De 1999 à 2011, Hervé Szydlowski se rend chaque été au centre hélio-marin de Montalivet. En capturant la véracité de ces corps bruts et imparfaits, il nous raconte une histoire universelle de vie et de mort.
Entretien avec Hervé Szydlowski
The Good Life : Pouvez-vous raconter l’histoire de cette série ?

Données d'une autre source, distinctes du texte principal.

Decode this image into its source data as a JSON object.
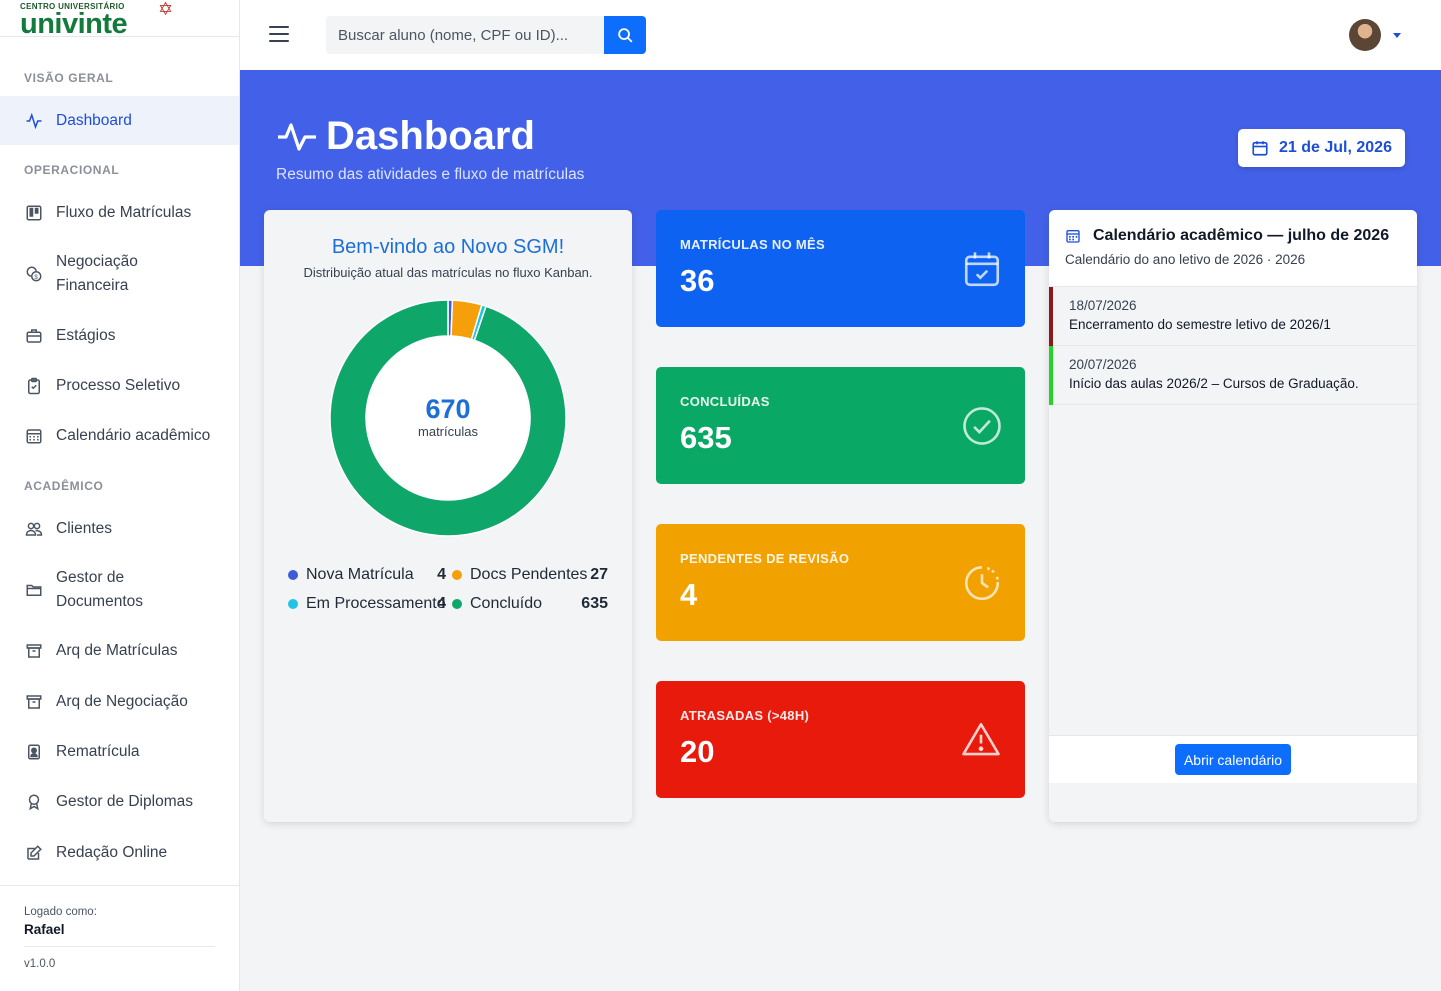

Hervé Szydlowski : C’est peut-être, au départ, une sorte de « partage de midi », quand on a le sentiment d’être au milieu de sa vie et que c’est le moment où tout palpite. Alors, je suis retourné sur ce lieu que j’ai aimé quand j’avais 16 ans. C’était en 1998. Etait-ce pour oublier ? pour me souvenir ? Le soleil, l’océan Atlantique et ces vastes espaces que sont la plage et le ciel, la dune, la lande et la forêt ont tout balayé chez moi pour laisser le champ libre à la possibilité d’une création. Quelque chose de fort se passait là. Un passage. Un reset. L’année suivante, j’ai commencé à donner des cours de dessin de nu et à réaliser mes premiers clichés avec un vieux 6 x 6 Yashica. C’était fou de voir tous ces gens nus. J’étais fasciné. Il y avait là, devant moi, comme une évidence. Un fragment entier de l’humanité. La série était en devenir.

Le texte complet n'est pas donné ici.